Ray Suarez

Freelance Journalist, Individual

Biography

Ray Suarez is co-host of the weekly radio program "World Affairs," presented by the World Affairs Council of Northern California and KQED FM. He has just completed an appointment as the McCloy Visiting Professor of American Studies at Amherst College in Massachusetts.
Suarez has hosted programs for Al Jazeera America, PBS, and NPR. He has authored three books, "Latino Americans: The 500-Year Legacy That Shaped a Nation"; "The Holy Vote: The Politics of Faith in America"; and "The Old Neighborhood: What We Lost in the Great Suburban Migration." His series of interviews with historian Howard Zinn has been collected for a new volume from New Press this year, and he contributed a chapter to "The Good Fight," a collection of writing from historians and activists on the long struggle for equality in the United States.
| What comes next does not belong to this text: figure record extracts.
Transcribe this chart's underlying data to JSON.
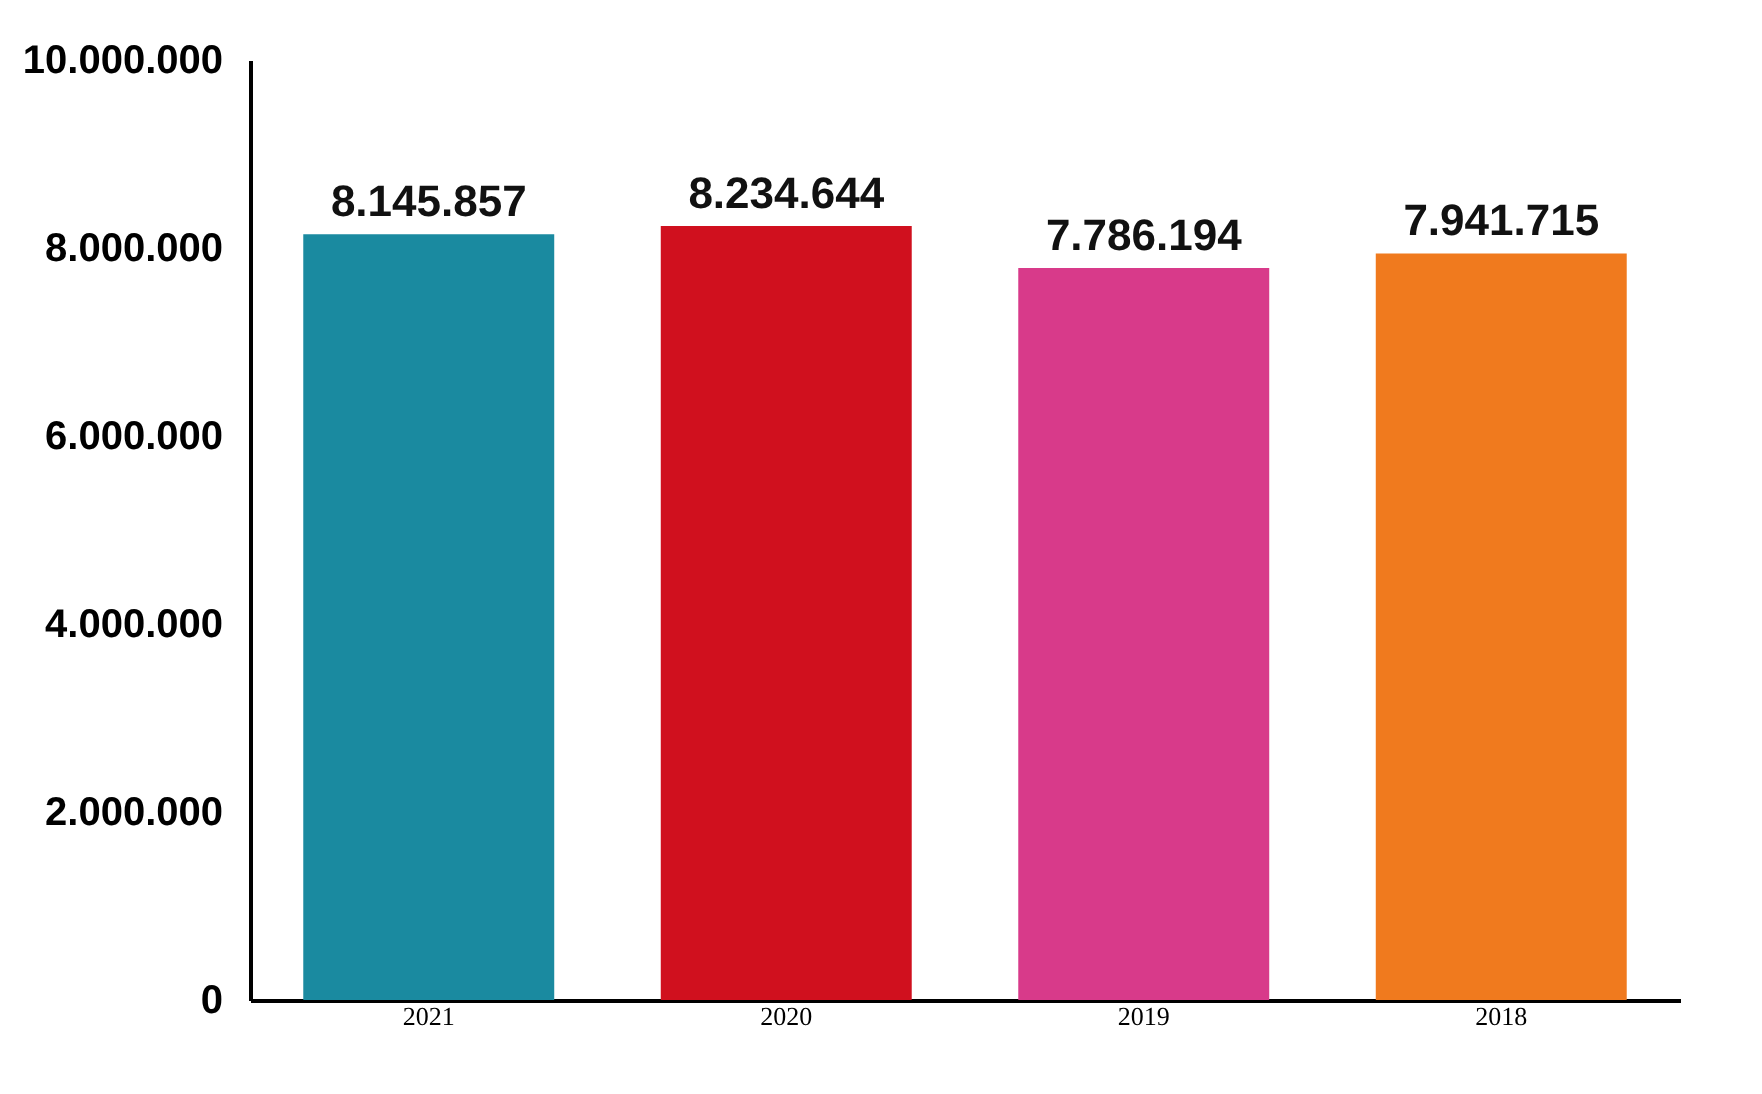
{
  "chart_data": {
    "type": "bar",
    "categories": [
      "2021",
      "2020",
      "2019",
      "2018"
    ],
    "values": [
      8145857,
      8234644,
      7786194,
      7941715
    ],
    "colors": [
      "#1a8aa0",
      "#d0101e",
      "#d83a8a",
      "#f07a1e"
    ],
    "value_labels": [
      "8.145.857",
      "8.234.644",
      "7.786.194",
      "7.941.715"
    ],
    "ylim": [
      0,
      10000000
    ],
    "yticks": [
      {
        "value": 0,
        "label": "0"
      },
      {
        "value": 2000000,
        "label": "2.000.000"
      },
      {
        "value": 4000000,
        "label": "4.000.000"
      },
      {
        "value": 6000000,
        "label": "6.000.000"
      },
      {
        "value": 8000000,
        "label": "8.000.000"
      },
      {
        "value": 10000000,
        "label": "10.000.000"
      }
    ],
    "grid": false
  }
}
During his years at the PBS NewsHour, Suarez was the lead correspondent for coverage of global health challenges, filing a vast array of stories from Africa, Asia, and Latin America, from the H1N1 pandemic in Mexico, to fighting HIV-TB co-infection in Southern Africa, to broadening vaccine access in Nicaragua, eliminating a major cause of child death.
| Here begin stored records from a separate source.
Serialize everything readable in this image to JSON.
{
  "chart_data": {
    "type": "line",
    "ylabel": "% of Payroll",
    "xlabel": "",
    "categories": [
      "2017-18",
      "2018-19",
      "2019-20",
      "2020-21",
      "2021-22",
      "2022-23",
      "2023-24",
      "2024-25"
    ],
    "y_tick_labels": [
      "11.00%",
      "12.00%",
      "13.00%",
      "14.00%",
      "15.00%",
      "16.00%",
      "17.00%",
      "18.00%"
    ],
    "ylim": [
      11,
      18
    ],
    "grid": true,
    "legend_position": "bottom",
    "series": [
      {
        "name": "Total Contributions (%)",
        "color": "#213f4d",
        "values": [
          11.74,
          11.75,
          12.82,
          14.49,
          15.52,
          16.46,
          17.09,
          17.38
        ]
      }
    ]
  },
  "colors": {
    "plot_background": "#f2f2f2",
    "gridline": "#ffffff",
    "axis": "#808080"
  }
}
Earlier in his career, Suarez was a Los Angeles correspondent for CNN, a reporter in London and Rome, and an editor and producer for ABC Radio News in New York. An active Episcopal layman, Suarez is a member of the governing body of Washington National Cathedral, the Chapter. He holds a BA in African History from NYU, an MA in Social Sciences from the University of Chicago, and 15 honorary doctorates from colleges and universities across the US.